You set the bounds with the MIN_CLUSTERS
and MAX_CLUSTERS
options in CREATE ENGINE
and ALTER ENGINE commands. When demand rises above the current
capacity, Firebolt adds one new cluster; when load drops, it removes one.
After each adjustment the service observes a short stabilization window before it evaluates the next scale decision,
preventing thrashing during bursty traffic.
When a stopped engine starts, it starts with the minimum number of clusters.
Auto-scaling metrics
The autoscaler bases its decisions on three workload signals:
- CPU utilization – averaged across nodes in each cluster, then averaged across clusters
- RAM utilization – averaged in the same way
- Query queue time – the maximum time any waiting query in the engine has spent in the queue
The exact thresholds and the way metrics are aggregated are tuned by Firebolt and can be changed without notice. Current default thresholds are:
Metric | Thresholds for adding clusters(any) | Thresholds for removing clusters (all) |
---|---|---|
CPU utilization | over 90% | under 75% |
RAM utilization | over 70% | under 50% |
Max query queue time | over 3 seconds | under 1 second |
The current default stabilization window is 1 minute.

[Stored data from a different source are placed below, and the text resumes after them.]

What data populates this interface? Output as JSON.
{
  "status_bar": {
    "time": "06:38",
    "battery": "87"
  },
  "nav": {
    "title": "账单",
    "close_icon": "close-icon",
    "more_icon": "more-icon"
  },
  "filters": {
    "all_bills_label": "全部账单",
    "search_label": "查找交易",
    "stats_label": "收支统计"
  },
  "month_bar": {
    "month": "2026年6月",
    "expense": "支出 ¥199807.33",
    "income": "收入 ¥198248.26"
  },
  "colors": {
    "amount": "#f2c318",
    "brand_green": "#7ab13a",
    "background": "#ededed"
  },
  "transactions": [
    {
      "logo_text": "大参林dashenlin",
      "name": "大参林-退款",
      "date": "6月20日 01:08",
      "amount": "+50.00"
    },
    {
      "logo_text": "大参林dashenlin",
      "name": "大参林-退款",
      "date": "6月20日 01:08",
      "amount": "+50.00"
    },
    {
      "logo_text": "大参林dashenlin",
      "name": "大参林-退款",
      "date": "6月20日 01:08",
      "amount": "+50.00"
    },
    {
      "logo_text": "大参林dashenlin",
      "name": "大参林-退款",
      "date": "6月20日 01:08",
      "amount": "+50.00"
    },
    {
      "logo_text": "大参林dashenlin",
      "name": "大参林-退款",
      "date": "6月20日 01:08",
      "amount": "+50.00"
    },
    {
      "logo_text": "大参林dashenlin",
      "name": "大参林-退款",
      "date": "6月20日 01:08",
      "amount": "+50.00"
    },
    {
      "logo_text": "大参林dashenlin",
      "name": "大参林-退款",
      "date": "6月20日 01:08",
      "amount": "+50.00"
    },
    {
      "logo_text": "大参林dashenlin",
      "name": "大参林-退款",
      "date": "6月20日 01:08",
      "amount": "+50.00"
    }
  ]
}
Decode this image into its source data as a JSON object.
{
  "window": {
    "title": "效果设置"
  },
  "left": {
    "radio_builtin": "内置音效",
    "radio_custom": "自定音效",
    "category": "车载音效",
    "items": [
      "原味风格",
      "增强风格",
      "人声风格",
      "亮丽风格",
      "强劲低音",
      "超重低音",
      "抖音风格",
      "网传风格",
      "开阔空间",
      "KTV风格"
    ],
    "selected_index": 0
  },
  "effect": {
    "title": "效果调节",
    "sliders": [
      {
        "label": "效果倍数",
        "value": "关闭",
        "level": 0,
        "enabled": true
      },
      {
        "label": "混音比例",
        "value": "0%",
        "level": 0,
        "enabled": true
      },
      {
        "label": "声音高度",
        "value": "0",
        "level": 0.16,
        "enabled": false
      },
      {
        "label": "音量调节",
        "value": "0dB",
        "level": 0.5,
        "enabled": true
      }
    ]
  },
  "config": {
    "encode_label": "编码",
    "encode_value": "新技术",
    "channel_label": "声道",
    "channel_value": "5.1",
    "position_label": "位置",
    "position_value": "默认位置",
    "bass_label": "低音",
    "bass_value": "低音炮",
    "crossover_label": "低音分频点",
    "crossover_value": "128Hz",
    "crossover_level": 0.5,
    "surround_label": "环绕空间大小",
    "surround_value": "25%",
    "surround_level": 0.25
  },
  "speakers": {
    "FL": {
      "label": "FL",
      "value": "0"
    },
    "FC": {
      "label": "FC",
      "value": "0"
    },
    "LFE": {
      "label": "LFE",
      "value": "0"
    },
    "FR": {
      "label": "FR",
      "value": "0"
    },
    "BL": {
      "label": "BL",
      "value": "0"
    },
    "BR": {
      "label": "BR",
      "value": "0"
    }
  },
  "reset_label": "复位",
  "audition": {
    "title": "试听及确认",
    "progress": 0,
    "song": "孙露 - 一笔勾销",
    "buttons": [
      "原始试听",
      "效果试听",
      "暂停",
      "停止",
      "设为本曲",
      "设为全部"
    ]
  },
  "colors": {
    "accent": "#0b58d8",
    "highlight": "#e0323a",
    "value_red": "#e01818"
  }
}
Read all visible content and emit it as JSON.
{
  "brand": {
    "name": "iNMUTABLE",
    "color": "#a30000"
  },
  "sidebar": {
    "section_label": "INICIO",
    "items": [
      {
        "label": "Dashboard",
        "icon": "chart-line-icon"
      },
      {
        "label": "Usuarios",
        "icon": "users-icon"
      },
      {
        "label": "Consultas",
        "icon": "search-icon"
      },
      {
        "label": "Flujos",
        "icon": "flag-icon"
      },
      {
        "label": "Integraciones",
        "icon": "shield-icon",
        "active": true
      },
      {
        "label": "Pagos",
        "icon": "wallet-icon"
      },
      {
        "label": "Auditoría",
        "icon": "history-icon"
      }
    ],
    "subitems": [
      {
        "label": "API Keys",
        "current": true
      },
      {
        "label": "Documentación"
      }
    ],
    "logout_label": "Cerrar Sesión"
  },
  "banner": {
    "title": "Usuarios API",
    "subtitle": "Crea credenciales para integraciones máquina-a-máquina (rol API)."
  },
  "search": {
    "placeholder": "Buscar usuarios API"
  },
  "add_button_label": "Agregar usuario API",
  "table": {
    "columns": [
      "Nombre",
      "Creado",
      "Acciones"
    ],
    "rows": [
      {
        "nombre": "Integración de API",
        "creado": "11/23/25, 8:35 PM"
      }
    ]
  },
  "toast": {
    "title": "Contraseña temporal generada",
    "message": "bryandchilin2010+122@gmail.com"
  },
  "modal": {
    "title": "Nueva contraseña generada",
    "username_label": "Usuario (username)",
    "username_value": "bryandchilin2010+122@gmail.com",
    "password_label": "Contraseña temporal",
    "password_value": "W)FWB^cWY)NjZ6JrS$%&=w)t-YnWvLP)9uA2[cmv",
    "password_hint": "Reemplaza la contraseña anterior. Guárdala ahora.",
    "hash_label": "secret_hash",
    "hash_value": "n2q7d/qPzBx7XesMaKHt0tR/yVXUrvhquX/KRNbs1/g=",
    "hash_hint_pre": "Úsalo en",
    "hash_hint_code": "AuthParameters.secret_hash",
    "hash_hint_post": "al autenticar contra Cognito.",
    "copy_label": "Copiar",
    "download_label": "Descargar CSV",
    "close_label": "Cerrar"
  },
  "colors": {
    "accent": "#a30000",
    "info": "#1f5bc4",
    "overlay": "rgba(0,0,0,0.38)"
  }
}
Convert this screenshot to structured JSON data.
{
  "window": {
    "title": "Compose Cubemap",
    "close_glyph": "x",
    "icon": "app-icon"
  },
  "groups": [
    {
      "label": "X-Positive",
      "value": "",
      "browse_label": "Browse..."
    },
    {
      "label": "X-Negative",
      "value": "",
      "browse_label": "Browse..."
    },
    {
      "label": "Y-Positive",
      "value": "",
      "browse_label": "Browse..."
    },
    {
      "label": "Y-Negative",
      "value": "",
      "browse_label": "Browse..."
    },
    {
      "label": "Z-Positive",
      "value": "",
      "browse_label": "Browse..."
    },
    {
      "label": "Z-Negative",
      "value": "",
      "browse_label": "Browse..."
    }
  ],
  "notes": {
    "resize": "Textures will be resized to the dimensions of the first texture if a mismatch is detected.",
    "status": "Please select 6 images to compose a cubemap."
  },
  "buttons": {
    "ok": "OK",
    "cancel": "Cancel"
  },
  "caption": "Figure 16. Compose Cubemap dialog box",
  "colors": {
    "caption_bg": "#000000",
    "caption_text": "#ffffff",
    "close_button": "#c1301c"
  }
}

For monitoring engine stats, please refer to Monitoring Engine Usage.
Monitoring autoscaling
You can check how many clusters an engine is using at any moment — and what its minimum and maximum limits are — via information_schema.engines table.
You can see how an engine changed the number of clusters over time via information_schema.engine_history table.
Gotchas
This is concurrency auto-scaling: it creates extra clusters so that new queries can start promptly.
It does not re-plan or speed up queries that were already running.
Adding more clusters will not make a single large query finish faster.
If an individual query needs more processing power, consider scaling the engine up or out (larger TYPE
or more NODES
) instead.
For general sizing advice, see the Sizing Engines guide.
During scale down, the engine will wait for all queries that run on a cluster that is shutting down to finish before removing it (i.e. graceful drain).
During scale up, an added cluster will start “cold” (i.e. it will not have any data cached). Because of this, Firebolt might route less traffic to the new cluster until it has warmed up to prevent overloading it. We are working on a feature that will make a new cluster proactively fetch data to be in sync with the cache of the other clusters.